The crowd reaction Monday suggests that he won't be. Most of the fans at U.S. Cellular Field booed constantly during his at-bats, and some screamed at him while others waved their middle fingers.
In some ways, it felt less like baseball than like pro wrestling, and A-Rod seemed less like a ballplayer than like the designated villain.
He handled that fine, which shouldn't come as a surprise, as he's had plenty of experience.
"It was hard day, a long day," he said. "It's been crazy."
But really, it ended up being less crazy than you would have thought going in. Rodriguez seemed to be warmly welcomed back by many of his teammates and Yankees staff. It wasn't as if he was on an island, all by himself.
"If I'm productive, I think they want me back," he said. "I feel tremendous support from the clubhouse."

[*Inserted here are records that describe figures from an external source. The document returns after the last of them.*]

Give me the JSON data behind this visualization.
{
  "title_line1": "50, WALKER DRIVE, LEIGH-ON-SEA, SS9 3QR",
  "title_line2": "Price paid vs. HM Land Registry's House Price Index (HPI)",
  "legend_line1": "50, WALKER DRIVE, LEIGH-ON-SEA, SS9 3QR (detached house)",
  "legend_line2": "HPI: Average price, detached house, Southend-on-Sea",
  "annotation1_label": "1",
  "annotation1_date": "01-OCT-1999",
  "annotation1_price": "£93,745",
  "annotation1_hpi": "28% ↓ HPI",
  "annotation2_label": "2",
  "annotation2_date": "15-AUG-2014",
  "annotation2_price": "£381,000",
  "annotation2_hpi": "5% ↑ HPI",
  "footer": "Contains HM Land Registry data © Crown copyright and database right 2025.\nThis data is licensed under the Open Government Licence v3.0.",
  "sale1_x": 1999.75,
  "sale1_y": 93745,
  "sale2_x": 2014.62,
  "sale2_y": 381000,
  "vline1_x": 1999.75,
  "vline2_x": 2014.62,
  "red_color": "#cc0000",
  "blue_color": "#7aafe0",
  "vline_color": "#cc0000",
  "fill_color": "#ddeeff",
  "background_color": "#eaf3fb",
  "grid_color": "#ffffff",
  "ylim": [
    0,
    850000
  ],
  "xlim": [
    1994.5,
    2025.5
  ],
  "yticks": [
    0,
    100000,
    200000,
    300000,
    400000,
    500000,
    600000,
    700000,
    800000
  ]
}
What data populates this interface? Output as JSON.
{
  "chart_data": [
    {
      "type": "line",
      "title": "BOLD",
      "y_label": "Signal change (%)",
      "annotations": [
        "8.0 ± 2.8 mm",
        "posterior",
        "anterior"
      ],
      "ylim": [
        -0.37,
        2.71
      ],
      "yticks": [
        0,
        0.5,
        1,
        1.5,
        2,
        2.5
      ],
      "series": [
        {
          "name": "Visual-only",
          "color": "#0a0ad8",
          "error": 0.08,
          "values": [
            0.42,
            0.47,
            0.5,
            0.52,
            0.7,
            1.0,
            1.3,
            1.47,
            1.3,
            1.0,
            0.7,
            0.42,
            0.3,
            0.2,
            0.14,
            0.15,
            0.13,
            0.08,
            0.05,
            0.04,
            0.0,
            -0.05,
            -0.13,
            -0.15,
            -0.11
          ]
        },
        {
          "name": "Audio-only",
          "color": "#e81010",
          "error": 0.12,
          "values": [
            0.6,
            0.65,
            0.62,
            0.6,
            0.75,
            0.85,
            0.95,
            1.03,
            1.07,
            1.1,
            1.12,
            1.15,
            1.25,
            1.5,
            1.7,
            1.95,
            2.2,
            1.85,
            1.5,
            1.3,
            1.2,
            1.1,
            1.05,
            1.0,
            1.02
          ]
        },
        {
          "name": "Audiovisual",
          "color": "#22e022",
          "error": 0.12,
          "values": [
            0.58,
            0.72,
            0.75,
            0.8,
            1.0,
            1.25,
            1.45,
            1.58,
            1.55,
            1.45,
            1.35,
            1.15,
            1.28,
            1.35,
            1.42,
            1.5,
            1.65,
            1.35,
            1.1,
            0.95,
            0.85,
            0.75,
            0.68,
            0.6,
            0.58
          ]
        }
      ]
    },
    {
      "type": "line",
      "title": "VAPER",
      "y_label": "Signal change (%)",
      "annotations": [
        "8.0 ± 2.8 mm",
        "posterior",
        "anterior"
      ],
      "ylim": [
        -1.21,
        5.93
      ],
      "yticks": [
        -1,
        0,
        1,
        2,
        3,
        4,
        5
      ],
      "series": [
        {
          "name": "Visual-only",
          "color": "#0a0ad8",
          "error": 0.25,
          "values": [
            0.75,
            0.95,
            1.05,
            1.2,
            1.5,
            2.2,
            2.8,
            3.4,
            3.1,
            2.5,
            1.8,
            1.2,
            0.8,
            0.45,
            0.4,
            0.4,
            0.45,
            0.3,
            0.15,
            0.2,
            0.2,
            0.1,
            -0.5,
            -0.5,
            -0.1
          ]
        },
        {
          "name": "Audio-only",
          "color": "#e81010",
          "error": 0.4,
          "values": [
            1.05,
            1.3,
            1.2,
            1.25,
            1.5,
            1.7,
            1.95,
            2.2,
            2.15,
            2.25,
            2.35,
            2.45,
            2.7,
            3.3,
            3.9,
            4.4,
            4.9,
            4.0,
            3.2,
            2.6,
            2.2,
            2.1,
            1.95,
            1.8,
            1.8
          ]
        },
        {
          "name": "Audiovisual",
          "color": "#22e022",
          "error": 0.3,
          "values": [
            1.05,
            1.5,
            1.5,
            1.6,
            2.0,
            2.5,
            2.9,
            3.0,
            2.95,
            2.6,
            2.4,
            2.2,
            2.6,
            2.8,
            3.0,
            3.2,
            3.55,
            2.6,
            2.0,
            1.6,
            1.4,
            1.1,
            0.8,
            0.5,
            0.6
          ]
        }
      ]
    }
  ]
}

The fact is that the Yankees are as accustomed to "distractions" as any team in the game, and it's not as if the A-Rod saga feels that much worse than anything that has come before. The other fact is that if Rodriguez is productive, this Yankees team badly needs him.
It may not matter, given the way CC Sabathia has struggled in recent weeks and given another lousy performance from Andy Pettitte on Monday night. The Yankees are 9½ games out of first place and 4½ games out of the final playoff spot, and while there's plenty of time left to change that, there aren't many indications that they're capable of it.
For once, you've got to believe that those who run MLB will be rooting against them to make it, to avoid the possibility of explaining how an accused steroid cheat can help a team get to the postseason and then play a part in October.
For now, though, they can rest easy that having Alex Rodriguez back on a major-league field in August didn't ruin the game, any more than having Andy Pettitte (who once admitted to using HGH) or Jose Quintana (who served a minor-league drug suspension) did.